I'm typically searching across architectures. Within each architecture, I implement something like the following algorithm
- Initialize L2 penalty AKA weight decay parameter $\lambda$ at something large. Initialize parameters
- Train network to approx convergence
- Check performance against test set, save OOS error to vector
OOS_err_vec
- If the last 3 or 4 entries of
OOS_err_vec
are greater than the minimum of OOS_err_vec
return the network that reached the minimum. If not:
- $\lambda \leftarrow \lambda \div 2$, go to step 2, starting with parameters from last network
Good points about this approach:
- It seems to work fairly well, most of the time
- Convergence is quick with a large $\lambda$, which is where you start
- You don't need to start from scratch when trying a new value of $\lambda$
Bad points about this approach:
- Starting with heavy penalization can set all your parameters to something close to zero, and this can mean that they get "stuck". Using ReLUs or leaky ReLUs helps. I've found however that starting from high $\lambda$ and halving tends to work better than starting from low $\lambda$ and then doubling -- I get to lower values of the loss function for any given $\lambda$, and OOS performance is better.
I apply that algorithm across a grid of architectures. Typically I'll choose 64 total architectures, and fit each of them in parallel on a AWS instance with that many cores (one can save lots of money using spot instances in place of on-demand instances, and rarely do the prices spike. Just set up your AMI how you want it.)

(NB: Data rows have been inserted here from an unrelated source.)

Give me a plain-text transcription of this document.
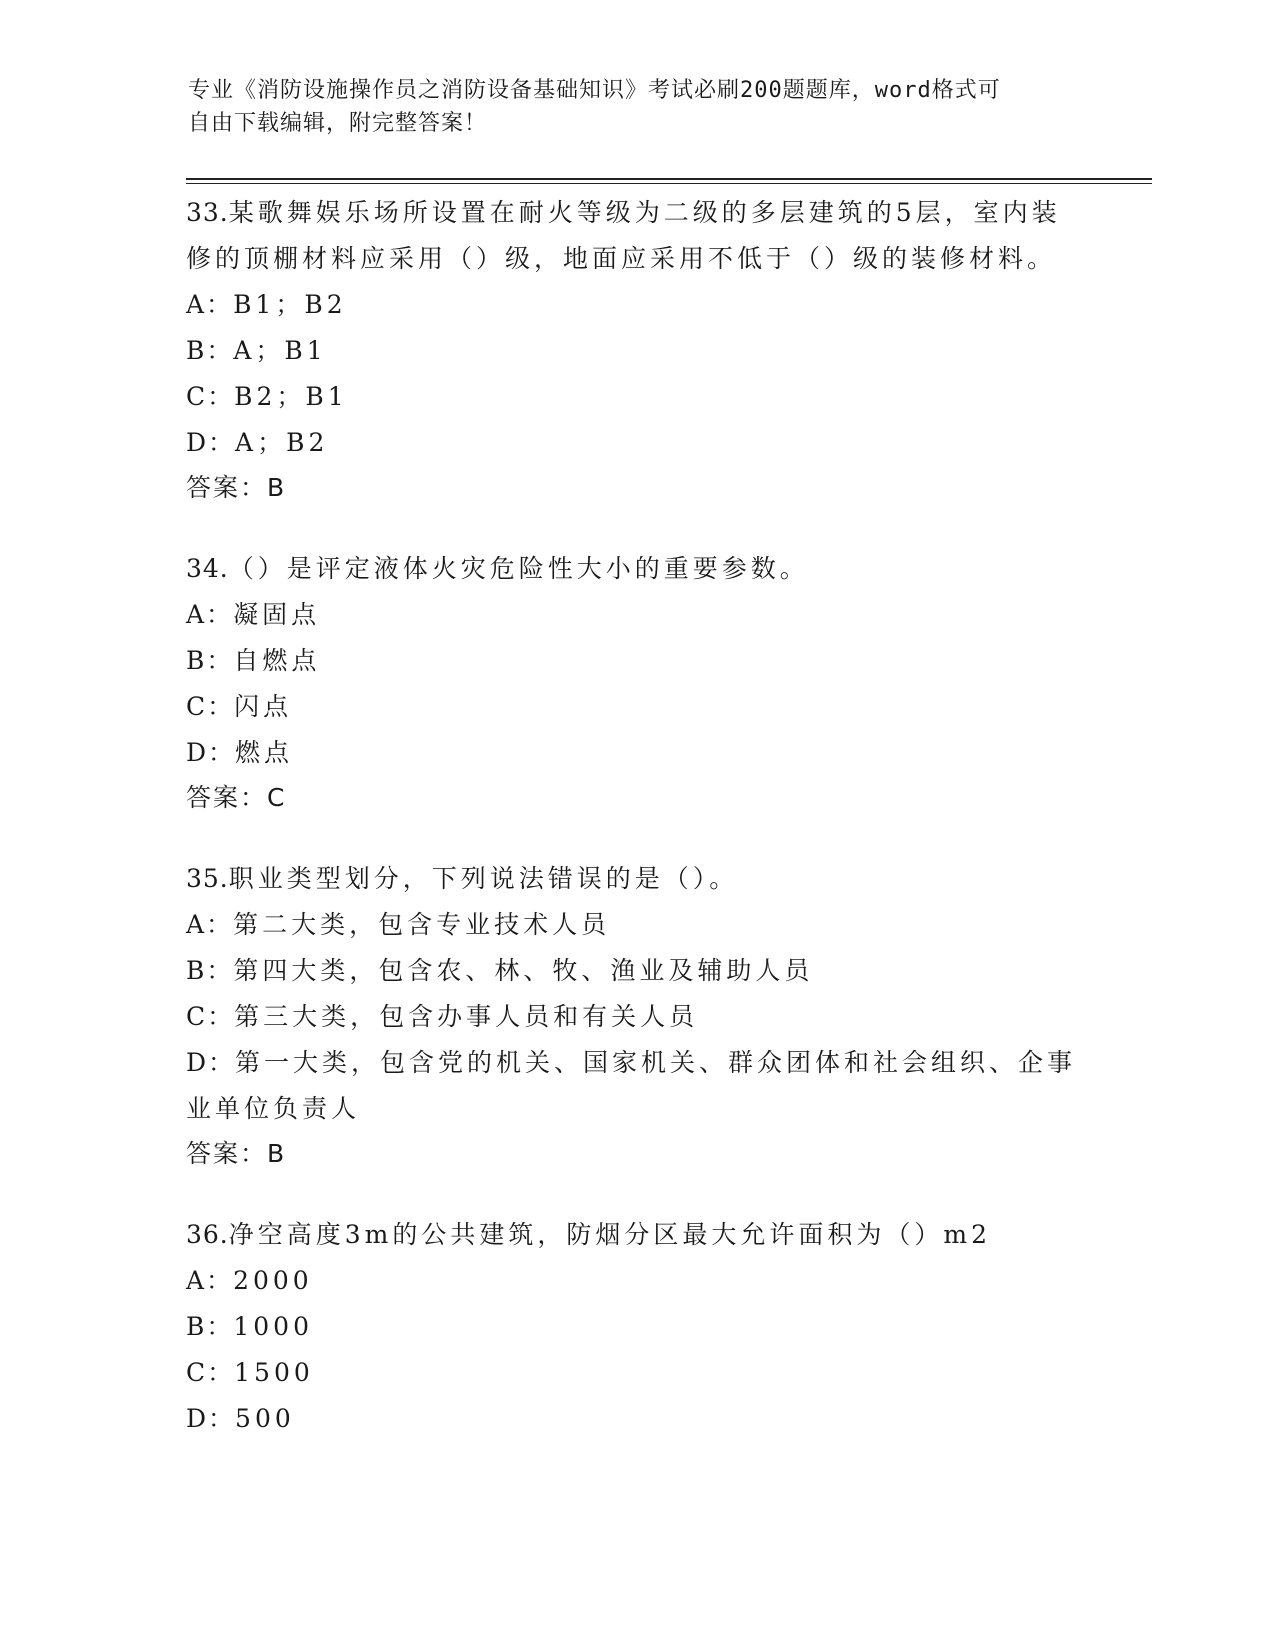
专业《消防设施操作员之消防设备基础知识》考试必刷200题题库，word格式可
自由下载编辑，附完整答案！
33.某歌舞娱乐场所设置在耐火等级为二级的多层建筑的5层，室内装修的顶棚材料应采用（）级，地面应采用不低于（）级的装修材料。
A：B1；B2
B：A；B1
C：B2；B1
D：A；B2
答案：B
34.（）是评定液体火灾危险性大小的重要参数。
A：凝固点
B：自燃点
C：闪点
D：燃点
答案：C
35.职业类型划分，下列说法错误的是（）。
A：第二大类，包含专业技术人员
B：第四大类，包含农、林、牧、渔业及辅助人员
C：第三大类，包含办事人员和有关人员
D：第一大类，包含党的机关、国家机关、群众团体和社会组织、企事业单位负责人
答案：B
36.净空高度3m的公共建筑，防烟分区最大允许面积为（）m2
A：2000
B：1000
C：1500
D：500
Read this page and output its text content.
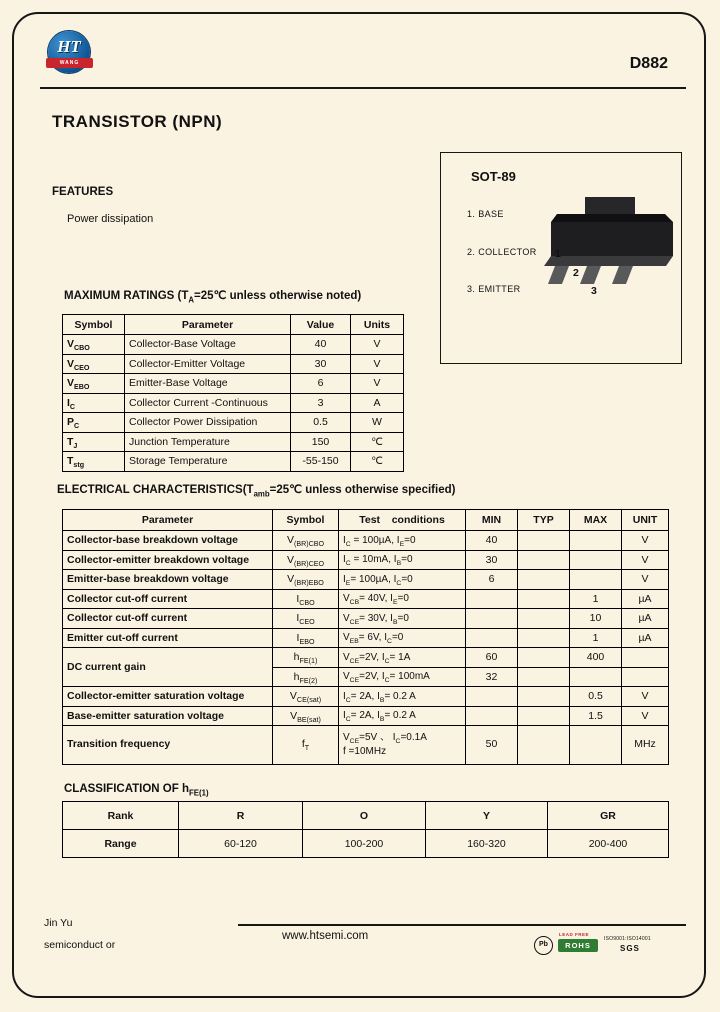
HT
WANG	D882
TRANSISTOR (NPN)
FEATURES
Power dissipation
SOT-89
1. BASE
2. COLLECTOR
3. EMITTER
1
2
3
MAXIMUM RATINGS ($T_A=25℃$ unless otherwise noted)
Symbol	Parameter	Value	Units
$V_{CBO}$	Collector-Base Voltage	40	V
$V_{CEO}$	Collector-Emitter Voltage	30	V
$V_{EBO}$	Emitter-Base Voltage	6	V
$I_C$	Collector Current -Continuous	3	A
$P_C$	Collector Power Dissipation	0.5	W
$T_J$	Junction Temperature	150	℃
$T_{stg}$	Storage Temperature	-55-150	℃
ELECTRICAL $CHARACTERISTICS(T_{amb}=25℃$ unless otherwise specified)
Parameter	Symbol	Test    conditions	MIN	TYP	MAX	UNIT
Collector-base breakdown voltage	$V_{(BR)CBO}$	$I_C = 100\mu A$, $I_E=0$	40			V
Collector-emitter breakdown voltage	$V_{(BR)CEO}$	$I_C = 10mA$, $I_B=0$	30			V
Emitter-base breakdown voltage	$V_{(BR)EBO}$	$I_E= 100\mu A$, $I_C=0$	6			V
Collector cut-off current	$I_{CBO}$	$V_{CB}= 40V$, $I_E=0$			1	µA
Collector cut-off current	$I_{CEO}$	$V_{CE}= 30V$, $I_B=0$			10	µA
Emitter cut-off current	$I_{EBO}$	$V_{EB}= 6V$, $I_C=0$			1	µA
DC current gain	$h_{FE(1)}$	$V_{CE}=2V$, $I_C= 1A$	60		400	
	$h_{FE(2)}$	$V_{CE}=2V$, $I_C= 100mA$	32			
Collector-emitter saturation voltage	$V_{CE(sat)}$	$I_C= 2A$, $I_B= 0.2$ A			0.5	V
Base-emitter saturation voltage	$V_{BE(sat)}$	$I_C= 2A$, $I_B= 0.2$ A			1.5	V
Transition frequency	$f_T$	$V_{CE}=5V$ 、 $I_C=0.1A$
f =10MHz	50			MHz
CLASSIFICATION OF $h_{FE(1)}$
Rank	R	O	Y	GR
Range	60-120	100-200	160-320	200-400
Jin Yu
semiconduct or
www.htsemi.com
Pb
LEAD FREE
ROHS
ISO9001:ISO14001
SGS
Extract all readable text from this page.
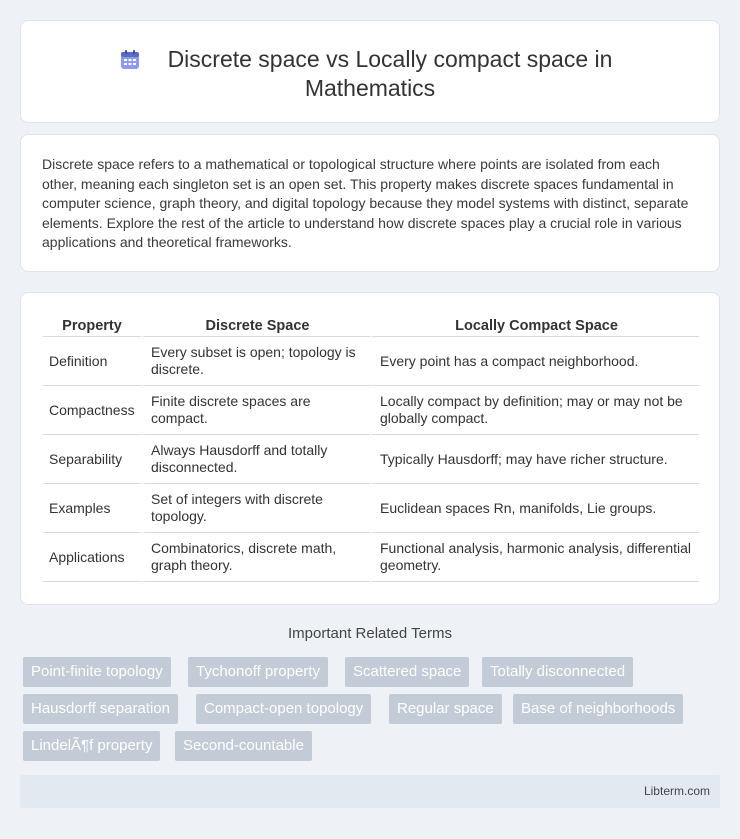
Discrete space vs Locally compact space in
Mathematics

Discrete space refers to a mathematical or topological structure where points are isolated from each other, meaning each singleton set is an open set. This property makes discrete spaces fundamental in computer science, graph theory, and digital topology because they model systems with distinct, separate elements. Explore the rest of the article to understand how discrete spaces play a crucial role in various applications and theoretical frameworks.

Property	Discrete Space	Locally Compact Space
Definition	Every subset is open; topology is discrete.	Every point has a compact neighborhood.
Compactness	Finite discrete spaces are compact.	Locally compact by definition; may or may not be globally compact.
Separability	Always Hausdorff and totally disconnected.	Typically Hausdorff; may have richer structure.
Examples	Set of integers with discrete topology.	Euclidean spaces Rn, manifolds, Lie groups.
Applications	Combinatorics, discrete math, graph theory.	Functional analysis, harmonic analysis, differential geometry.
Important Related Terms
Point-finite topology	Tychonoff property	Scattered space	Totally disconnected
Hausdorff separation	Compact-open topology	Regular space	Base of neighborhoods
LindelÃ¶f property	Second-countable
Libterm.com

Then, I have 64 fitted neural nets. I simply take the best few and average their predictions. Doing so turns a chore -- tuning hyperparameters -- into something that benefits you -- model averaging reduces variability. What's more, I lose outliers by setting to NA any model-wise predictions that are way beyond what their colleagues predict.
My context: I'm using this package on continuous-outcome, repeated-observation data, to do forecasting on a system where there isn't a lot of temporal autocorrelation in the data-generating process, in the sense that last period's outcome doesn't determine this period's outcome (though they are correlated).
I hope others post their approaches -- I'd be eager to pick up some ideas.